Jennifer and Josh Dillaman, the local diving experts who bought the Freeport scuba shop in 2019, assembled a team of scuba divers from the region for the project.
They shot rare footage inside the wreck of the Cedarville freighter, which went down in the Straits of Mackinac straddling Lake Michigan and Lake Huron.
It’s considered one of the worst Great Lakes maritime tragedies.
“The Cedarville Expedition” premiered to a sold-out house Jan. 21 at the AMC Classic South Pike Theater in Buffalo Township. The 50-minute film is free to view on YouTube.
Jennifer Dillaman led the dive team and produced the documentary through the Cambrian Foundation, where she serves as president. The foundation is a recently resurrected international nonprofit promoting education, preservation and exploration of the aquatic world.
The Dillamans’ Scott’s Scuba Service offers classes, sales, travel and services, and works with area water rescue teams, the U.S. Army Corps of Engineers, researchers and others.
Pittsburgh connections with the Cedarville run deep. It was built in 1927 for the Pittsburgh Steamship Co., a division of U.S. Steel. On its fateful 1965 journey, it was loaded with limestone and bound for U.S. Steel mills in Gary, Ind. Navigating through heavy fog, the Cedarville collided with a Norwegian freighter and, severely damaged, sank before it could beach.
Ten crew members died, according to Mackinac State Historic Parks.
Just like other divers who have visited the underwater Cedarville site, the Dillamans were impressed by the size of the wreck — 600 feet of freighter — that’s still intact.
“It looks like it did the day it went down,” said Jennifer Dillaman, 29. “It’s like a time capsule.”
The couple researched the wreck, secured the ship’s blueprints and spent months planning the four-day dive last August.
Only the most skilled divers from the region were on the team.
Diving inside a shipwreck is always dangerous business, Dillaman said. Divers have died exploring the downed freighter before, she noted.
“There are entanglement hazards and the silt — if I kick up silt, I can’t see where I’m going,” she said.
In a wreck as large as the Cedarville, a diver could get lost inside the ship.
Additionally, the cold water is a danger. They dove in 40-degree waters and had to wear dry suits.
“The dry suit keeps you warm where you are safe, but you still feel cold,” she said.

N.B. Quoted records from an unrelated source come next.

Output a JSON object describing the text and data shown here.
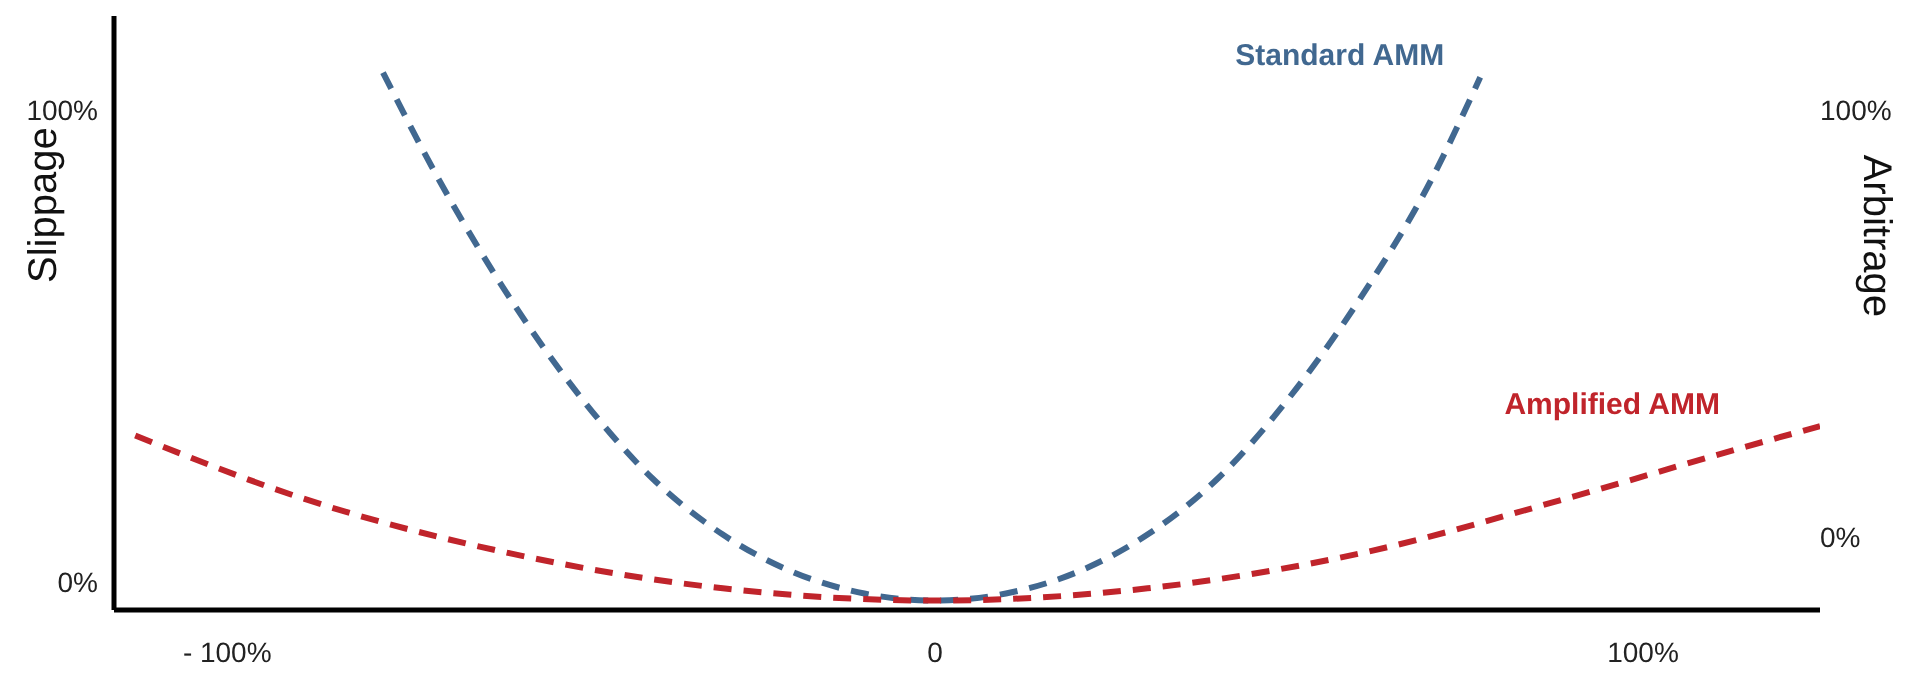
{
  "chart_data": {
    "type": "line",
    "ylabel": "Slippage",
    "y2label": "Arbitrage",
    "xlim": [
      -116,
      125
    ],
    "xticks": [
      {
        "value": -100,
        "label": "- 100%"
      },
      {
        "value": 0,
        "label": "0"
      },
      {
        "value": 100,
        "label": "100%"
      }
    ],
    "ylim": [
      -6,
      120
    ],
    "yticks": [
      {
        "value": 0,
        "label": "0%"
      },
      {
        "value": 100,
        "label": "100%"
      }
    ],
    "y2lim": [
      -17,
      122
    ],
    "y2ticks": [
      {
        "value": 0,
        "label": "0%"
      },
      {
        "value": 100,
        "label": "100%"
      }
    ],
    "marker": "none",
    "line_style": "dashed",
    "series": [
      {
        "name": "Standard AMM",
        "color": "#416890",
        "x": [
          -78,
          -70,
          -60,
          -50,
          -40,
          -30,
          -20,
          -10,
          0,
          10,
          20,
          30,
          40,
          50,
          60,
          70,
          77
        ],
        "values": [
          108,
          85,
          60,
          39,
          22,
          10,
          2,
          -2.5,
          -4,
          -2.5,
          2,
          10,
          22,
          39,
          60,
          85,
          107
        ]
      },
      {
        "name": "Amplified AMM",
        "color": "#c0242b",
        "x": [
          -113,
          -90,
          -60,
          -30,
          0,
          30,
          60,
          90,
          113,
          125
        ],
        "values": [
          31,
          18,
          6,
          -1.4,
          -4,
          -1.4,
          6,
          18,
          28,
          33
        ]
      }
    ]
  }
}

One of the team’s first tasks was to lay down lines so divers could find their way through the ship and out of it, she said.
Inside a hidden world
The ship’s interior is surreal.
The freighter broke in half as it sunk. The two pieces of the ship are still tethered together by mangled steel. The Cedarville came to rest on its starboard side and is nearly upside down.
“The beds and desks are fastened to the floor. So when you go through the wreck, they look like they’re on the ceiling,” Dillaman said.
She saw the personal belongings of the crew members, furniture, telephones, bathroom fixtures, a writing desk with drawers and a coffee cup, plates and bowls, a container of cottage cheese and other artifacts.
“We found the crew quarters,” Dillaman said, “and the mood was more somber. When we found the crew’s personal effects, you knew that it was a tragedy when the ship went down.”
Exploring the interior of the Cedarville was challenging — let alone filming it.
“If you breathe in a room, your bubbles will cause silt to fall down,” she said.
Dillaman had to plan how to navigate safely to reach certain rooms in the ship while positioning her camera to capture rooms without silt clouding the view.
“I had to time my breathing,” she said. “And I had to control my breathing to get my shots before the bubbles disturbed the silt.”
The deeper Dillaman traveled into the ship, the less silt she encountered.
The Cedarville is among an estimated 6,000 to 10,000 shipwrecks in the Great Lakes, according to the Great Lakes Shipwreck Museum in Paradise, Mich.
After the film’s premiere, the Dillamans decided to release the documentary free to the public to promote the excitement and diving opportunities in the Great Lakes.
Although Freeport might not seem to be the epicenter of scuba diving, the Dillamans consider regional quarries, other waterways and the Great Lakes as great diving adventures.
They both grew up in the Slippery Rock area.
“There is a thriving diving community in Pennsylvania,” Dillaman said.